- 1898 map of Depew, New York, showing the parallel lines of the Lehigh Valley Railroad and New York Central Railroad

General information
- Coordinates: 42°54′36″N 78°41′50″W﻿ / ﻿42.910111°N 78.697170°W
- Line(s): Lehigh Valley main line; Niagara Falls Branch;

History
- Closed: February 4, 1961

Former lines
| Preceding station | Lehigh Valley Railroad |  |  | Following station |
| Buffalo Terminus |  | Main Line |  | Batavia toward New York or Jersey City |
| Niagara Junction toward Buffalo | Longwood toward New York or Jersey City |
| North Tonawanda toward Suspension Bridge |  | Niagara Falls Branch |  | Terminus |

= Depew station (Lehigh Valley Railroad) =

Depew station was a Lehigh Valley Railroad station in Depew, New York, a suburb of Buffalo. It was the first station east of Niagara Junction, where Lehigh Valley trains left the Buffalo–Jersey City, New Jersey main line for Tonawanda, New York, and thence to Niagara Falls. Passengers heading for Toronto, Ontario would transfer at Depew. The station also handled Canada-bound freight; replacing an interchange operation with the New York Central Railroad at Batavia.
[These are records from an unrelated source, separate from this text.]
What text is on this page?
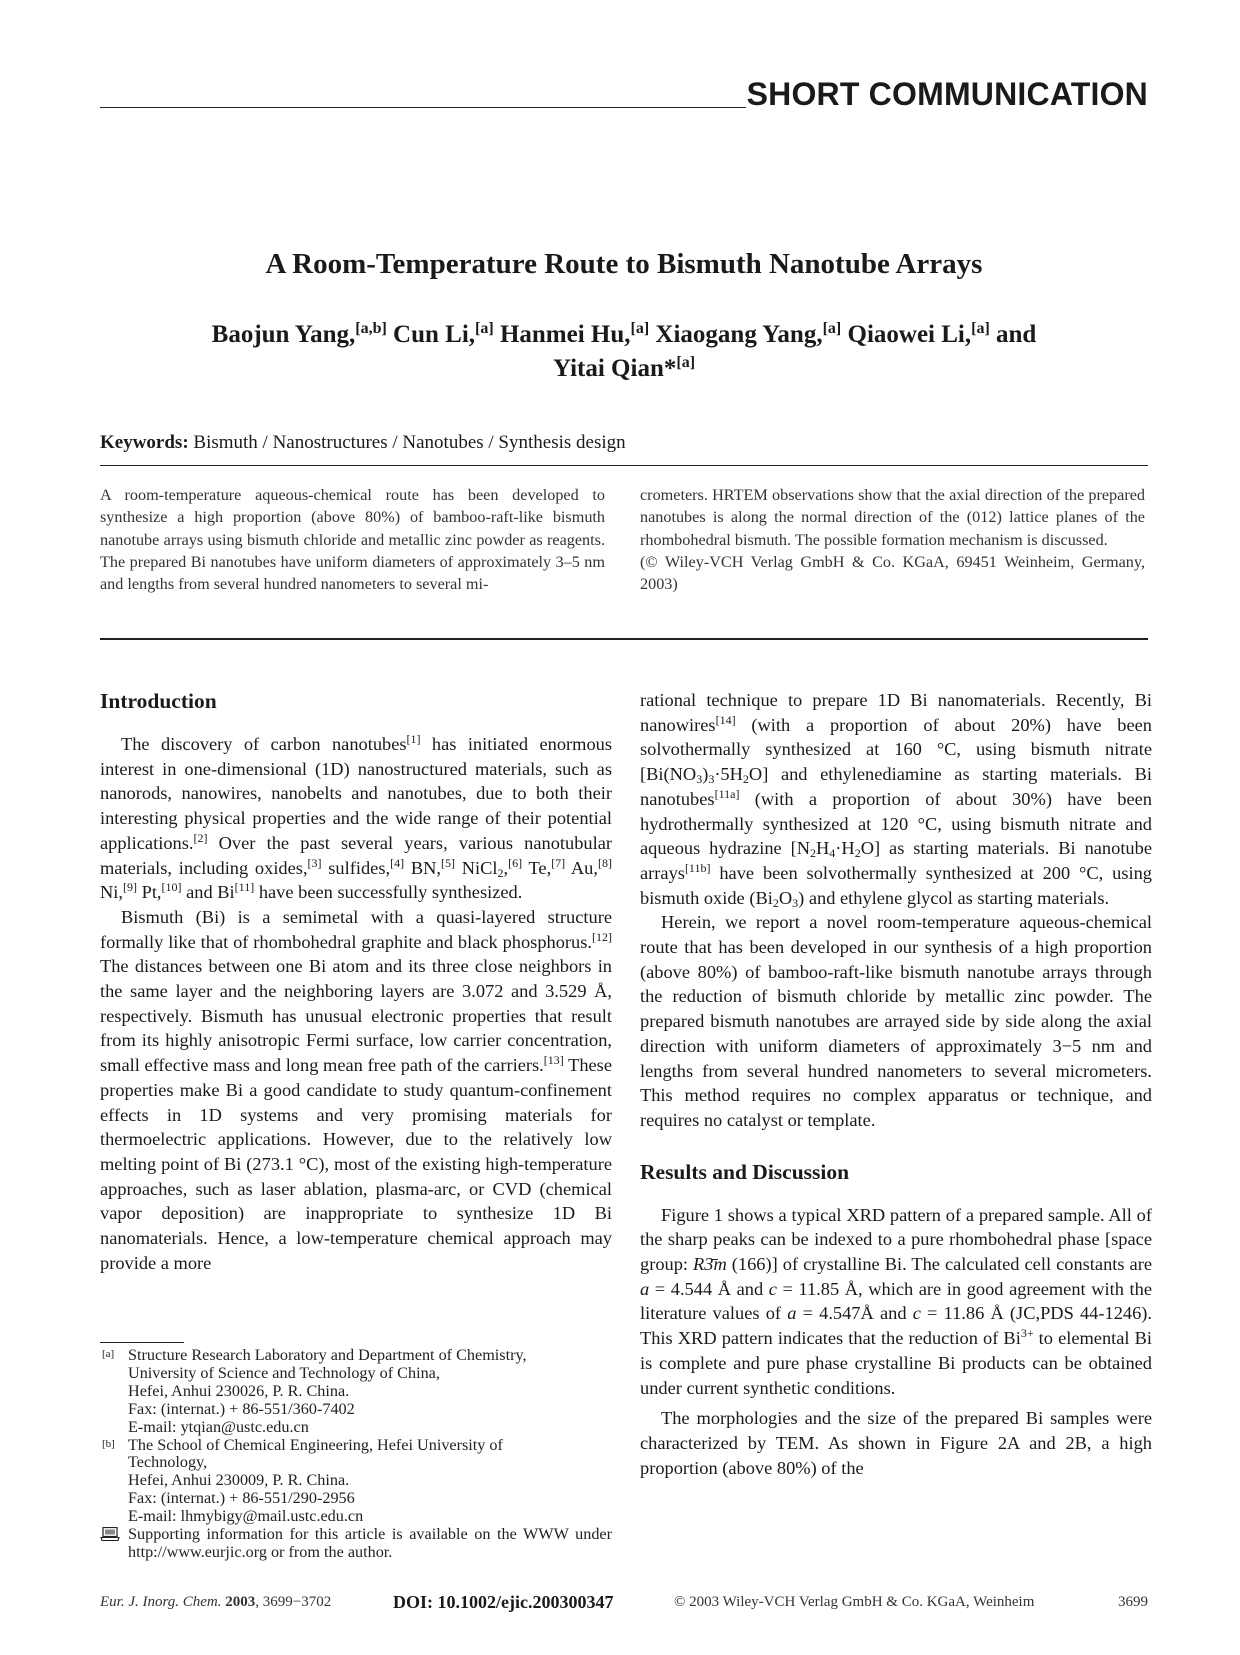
SHORT COMMUNICATION
A Room-Temperature Route to Bismuth Nanotube Arrays
Baojun Yang,[a,b] Cun Li,[a] Hanmei Hu,[a] Xiaogang Yang,[a] Qiaowei Li,[a] and
Yitai Qian*[a]
Keywords: Bismuth / Nanostructures / Nanotubes / Synthesis design

A room-temperature aqueous-chemical route has been developed to synthesize a high proportion (above 80%) of bamboo-raft-like bismuth nanotube arrays using bismuth chloride and metallic zinc powder as reagents. The prepared Bi nanotubes have uniform diameters of approximately 3–5 nm and lengths from several hundred nanometers to several mi-

crometers. HRTEM observations show that the axial direction of the prepared nanotubes is along the normal direction of the (012) lattice planes of the rhombohedral bismuth. The possible formation mechanism is discussed.

(© Wiley-VCH Verlag GmbH & Co. KGaA, 69451 Weinheim, Germany, 2003)

Introduction

The discovery of carbon nanotubes[1] has initiated enormous interest in one-dimensional (1D) nanostructured materials, such as nanorods, nanowires, nanobelts and nanotubes, due to both their interesting physical properties and the wide range of their potential applications.[2] Over the past several years, various nanotubular materials, including oxides,[3] sulfides,[4] BN,[5] NiCl$_2$,[6] Te,[7] Au,[8] Ni,[9] Pt,[10] and Bi[11] have been successfully synthesized.

Bismuth (Bi) is a semimetal with a quasi-layered structure formally like that of rhombohedral graphite and black phosphorus.[12] The distances between one Bi atom and its three close neighbors in the same layer and the neighboring layers are 3.072 and 3.529 Å, respectively. Bismuth has unusual electronic properties that result from its highly anisotropic Fermi surface, low carrier concentration, small effective mass and long mean free path of the carriers.[13] These properties make Bi a good candidate to study quantum-confinement effects in 1D systems and very promising materials for thermoelectric applications. However, due to the relatively low melting point of Bi (273.1 °C), most of the existing high-temperature approaches, such as laser ablation, plasma-arc, or CVD (chemical vapor deposition) are inappropriate to synthesize 1D Bi nanomaterials. Hence, a low-temperature chemical approach may provide a more

[a] Structure Research Laboratory and Department of Chemistry,
University of Science and Technology of China,
Hefei, Anhui 230026, P. R. China.
Fax: (internat.) + 86-551/360-7402
E-mail: ytqian@ustc.edu.cn
[b] The School of Chemical Engineering, Hefei University of
Technology,
Hefei, Anhui 230009, P. R. China.
Fax: (internat.) + 86-551/290-2956
E-mail: lhmybigy@mail.ustc.edu.cn
Supporting information for this article is available on the WWW under http://www.eurjic.org or from the author.

rational technique to prepare 1D Bi nanomaterials. Recently, Bi nanowires[14] (with a proportion of about 20%) have been solvothermally synthesized at 160 °C, using bismuth nitrate $[Bi(NO_3)_3\cdot 5H_2O]$ and ethylenediamine as starting materials. Bi nanotubes[11a] (with a proportion of about 30%) have been hydrothermally synthesized at 120 °C, using bismuth nitrate and aqueous hydrazine $[N_2H_4\cdot H_2O]$ as starting materials. Bi nanotube arrays[11b] have been solvothermally synthesized at 200 °C, using bismuth oxide $(Bi_2O_3)$ and ethylene glycol as starting materials.

Herein, we report a novel room-temperature aqueous-chemical route that has been developed in our synthesis of a high proportion (above 80%) of bamboo-raft-like bismuth nanotube arrays through the reduction of bismuth chloride by metallic zinc powder. The prepared bismuth nanotubes are arrayed side by side along the axial direction with uniform diameters of approximately 3−5 nm and lengths from several hundred nanometers to several micrometers. This method requires no complex apparatus or technique, and requires no catalyst or template.

Results and Discussion

Figure 1 shows a typical XRD pattern of a prepared sample. All of the sharp peaks can be indexed to a pure rhombohedral phase [space group: R3̄m (166)] of crystalline Bi. The calculated cell constants are a = 4.544 Å and c = 11.85 Å, which are in good agreement with the literature values of a = 4.547Å and c = 11.86 Å (JC,PDS 44-1246). This XRD pattern indicates that the reduction of $Bi^{3+}$ to elemental Bi is complete and pure phase crystalline Bi products can be obtained under current synthetic conditions.

The morphologies and the size of the prepared Bi samples were characterized by TEM. As shown in Figure 2A and 2B, a high proportion (above 80%) of the

Eur. J. Inorg. Chem. 2003, 3699−3702	DOI: 10.1002/ejic.200300347	© 2003 Wiley-VCH Verlag GmbH & Co. KGaA, Weinheim	3699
Depew was one of several stations in a tight corridor leading the Buffalo: it lay approximately 1/4 mi from the New York Central's station and 1 mi from the Erie Railroad's station. The station was located on the west side of Transit Road (New York State Route 78), adjacent to the New York Central main line.

Service to Depew ended on February 4, 1961, with the end of passenger service on the Lehigh Valley, the final train being the Maple Leaf.